Volumes fell 15% because of declines in the US and Europe, although rebounding Chinese demand helped the number to this level. Differentiated businesses such as spray foam maintained their margins, but volume fell as coronavirus shutdowns hit the insulation, automotive and elastomer sectors.
In North America, spray foam, part of untsman Building Solutions, is the company's fastest growing business. Despite coronavirus shutdowns that business contributed $15m adjusted EBITDA in Q2.
CEO Peter Huntsman put the company's performance in the first half of 2020 to its move into downstream areas that now account for about two-thirds of demand. This, he said, included 1bn lb (450 kT) of what he considers to be polymeric commodity grade materials.

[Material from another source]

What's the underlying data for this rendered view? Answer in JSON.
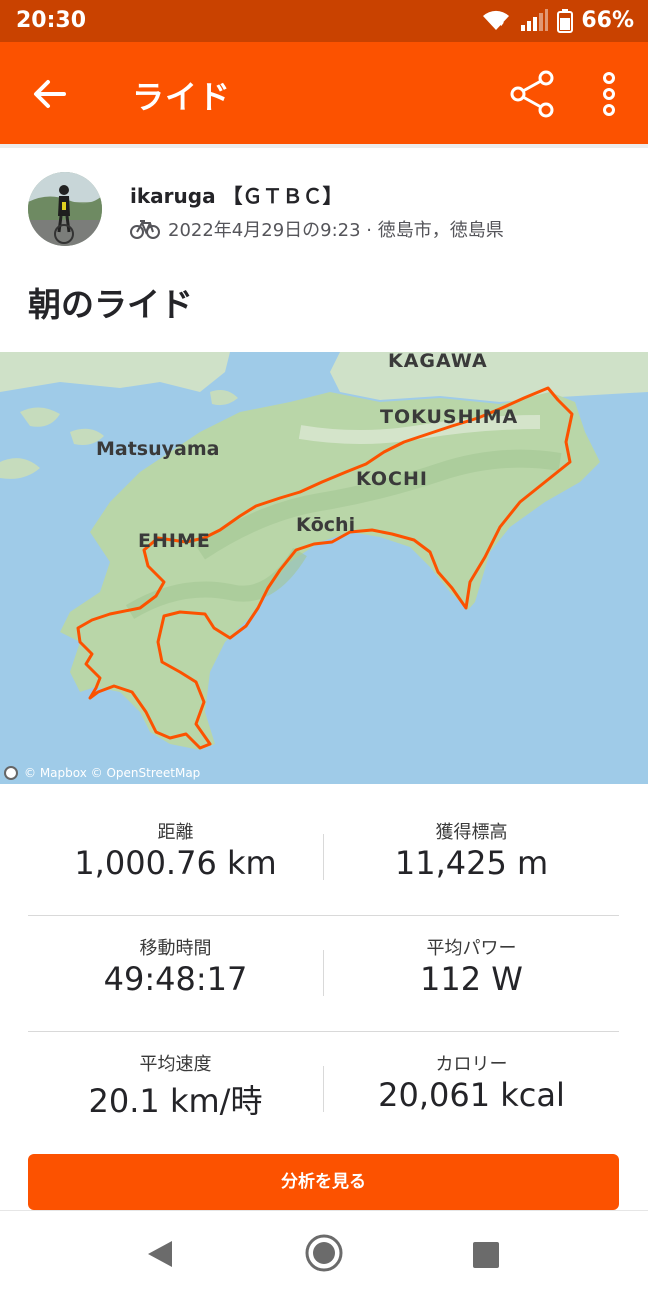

‘We'll incrementally expand our capacity as we can,’ he said. ‘But the focus has to be on how we add greater margin, greater consistency, greater reliability to the 3bn lbs. If we can get that 3bn lbs operating consistency at 15-20% EBITDA margin in the coming years, that will be a unique global franchise.'
In terms of MDI capacity in the second quarter, Peter Huntsman added: ‘ Europe is running at about 60%, Americas is probably at 70% and Asia is probably at 70%. So globally… about 66%.'
In July he said Europe was at 65%, and the Americas 75%. 'Asia is for us, about 95%,’ he claimed. ‘We're moving as much as we can right now in China.' He added that other producers were probably matching production to demand.
'I'd be shocked if somebody was trying to add tonnage in today's sort of market conditions. I think it would just be a colossal waste of shareholder money,' he said.